Кэ-мин в упор смотрел на сына. Вдруг он зло улыбнулся и по-прежнему негромким голосом сказал:
— Так вот ты какие подвиги совершаешь! Вот каким гнусным делам ты учишься!
— Это не я, это все Цзюе-цюнь, — подло оправдывался Цзюе-ин.
— Врешь! Это ты! Я не бил ее по лицу, — взволнованно вмешался Цзюе-цюнь.
— Ты еще отпираешься! Совершил «геройство» и не хочешь признаваться! — заорал Кэ-мин и дал сыну пощечину, от которой остался красный след.
— Это не я! Это не я! Они наговаривают на меня! — мгновенно заревел Цзюе-ин, потирая рукой щеку.
— Ты хочешь брать пример с дяди Кэ-дина? Еще рано. Сколько тебе исполнилось в этом году? — злорадно усмехаясь, произнесла госпожа Шэнь. Но никто не обратил на нее внимания. В это время вошла Шу-хуа. Увидя ее, Цзюе-ин изменился в лице. Он понял, что отпираться бесполезно, и опустил голову.
— Шу-хуа, скажи, пожалуйста, ты видела, как Цзюе-ин и Цзюе-цюнь издевались над Чунь-лань, и разняла их, не так ли? — первая обратилась к ней госпожа Шэнь.

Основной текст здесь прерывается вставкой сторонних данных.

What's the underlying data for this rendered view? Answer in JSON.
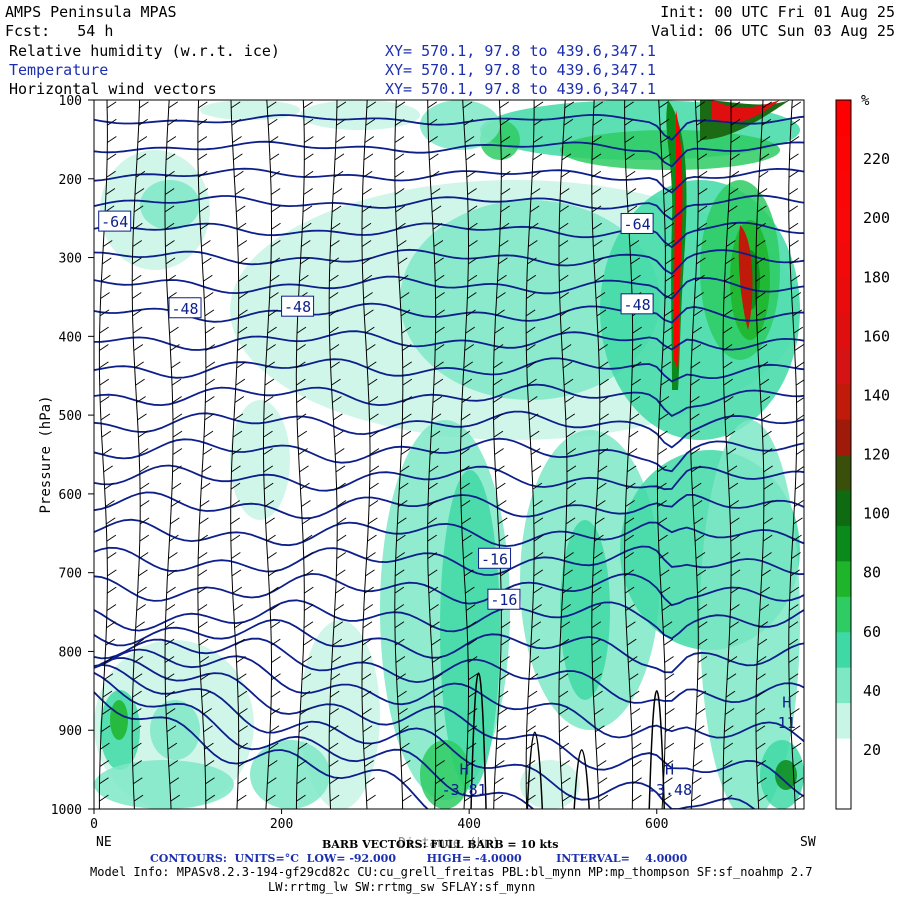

Цзюе-синь не успел ничего сказать, он только смотрел на Шу-хуа и взглядом умолял не говорить всю правду. Но Шу-хуа будто не поняла этого и даже не ответила на его взгляд.
— Говори, Шу-хуа, говори, — услышала она голос госпожи Чжан и, обращаясь к ней, коротко рассказала о происшедшем. Она говорила быстро, будто опасаясь, что кто-нибудь прервет ее. Каждое слово ее было радостью для госпожи Шэнь и ударом для Кэ-мина и госпожи Чжан. Цзюе-синь втайне надеялся, что она, наконец, замолчит, но она была беспощадна и продолжала говорить.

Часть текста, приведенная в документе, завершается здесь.